Schmoe chronicals his observations of nature with a little history of the mountain and the National Park. He interweaves some great personal stories of the adventures he and his young wife had making a home in frozen isolation midst astounding beauty while she was expecting their child. He was fascinated by growing life as plants burst forth along with the coming childbirth:
This preoccupation with reproduction on the part of the plants has always interested me, and never more so than the summer we were awaiting our first child. All the vast energy of the growing organism is channeled in this one direction. . . .

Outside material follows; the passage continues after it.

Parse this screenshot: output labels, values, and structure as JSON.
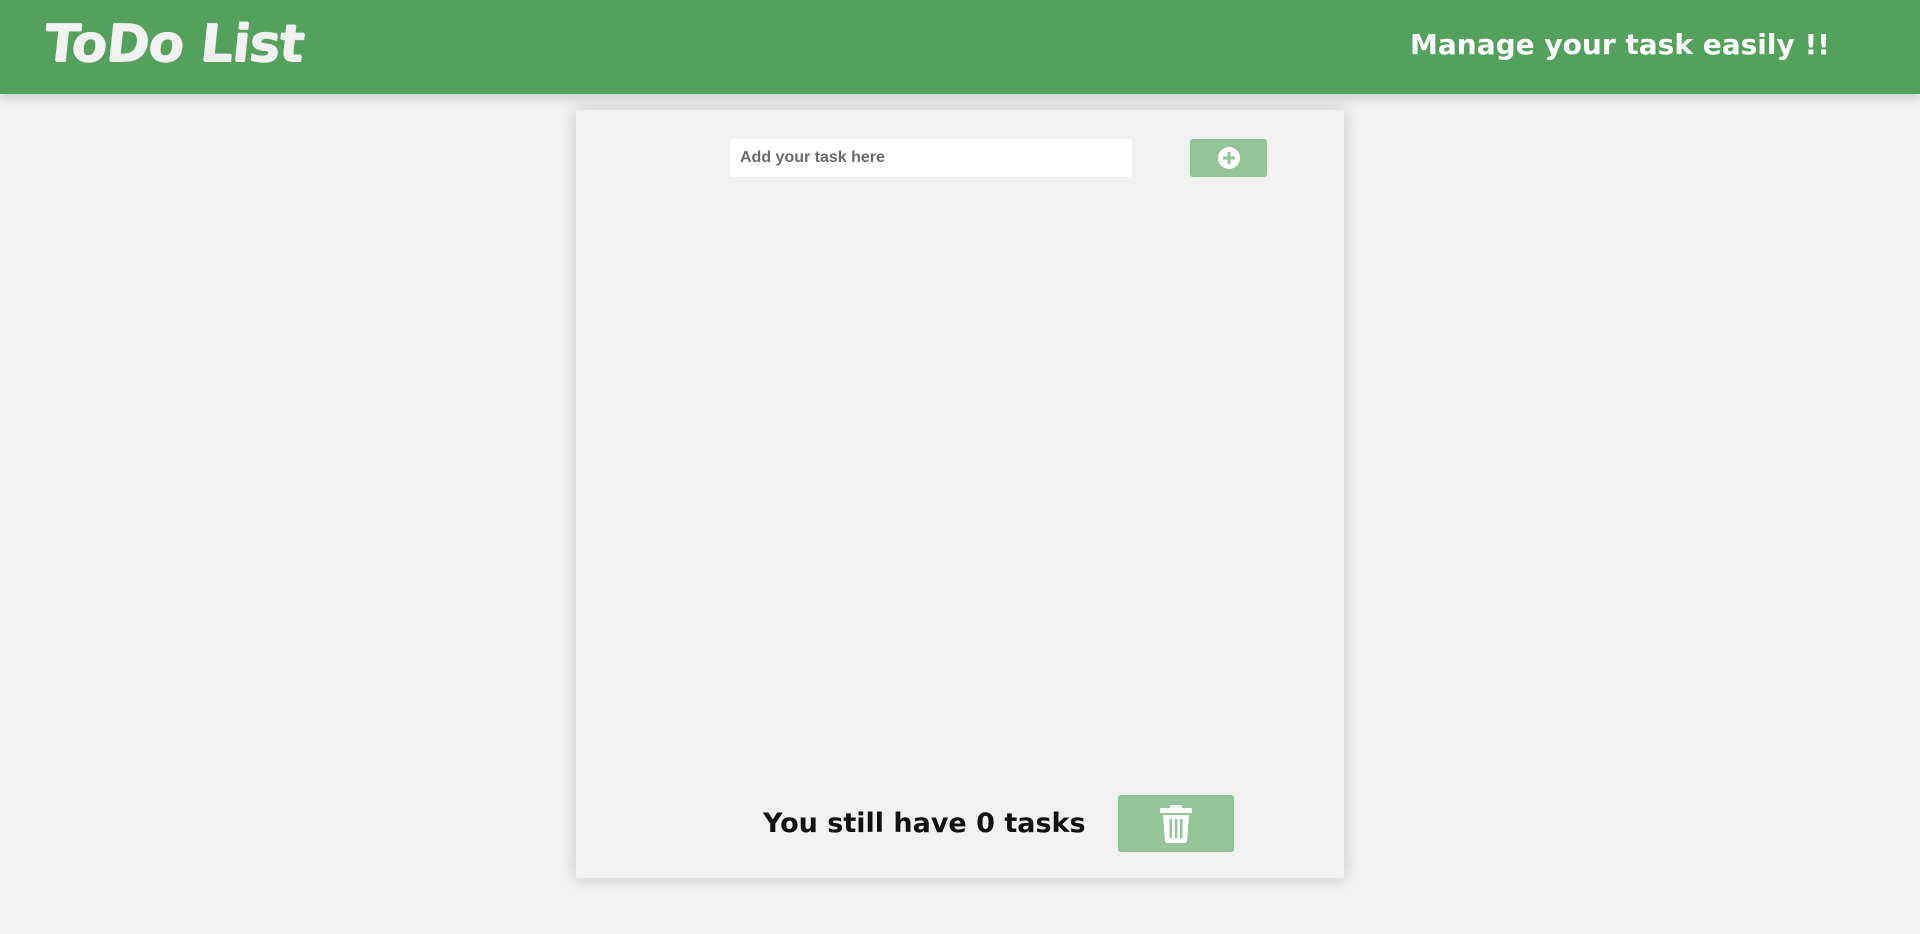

No plant or animal believes in a second chance, an afterworld. "Heaven" is a concept for fearful men. To the plant there is no end to this world. In a very real sense each individual plant lives on in its descendants. Each seed or spore is a tiny, highly potent bundle of life. With its germination and growth the plant in effect gets a new lease on life, catches its breath, gets its "second wind." In reality life has not ceased. The parent plant, tired from the struggle, merely passes the ball on to a new carrier.
This is procreation, but creation is something more than reproduction. If the life passed on has been enriched, expanded, glorified, then procreation becomes creation. Creation hints strongly of immortality and eternity. . . .
With man, and it seems to me with other animals also, a great intangible enters the process and insures that procreation will also be creative. This element is love. Love desires good for the offspring, and desire is the greatest stimulant to the seeking out and finding of the ingredients of success and attainment.Schmoe at 143-144 (emphasis in the original).
Sounds a lot like the Abrahamic Covenant to me.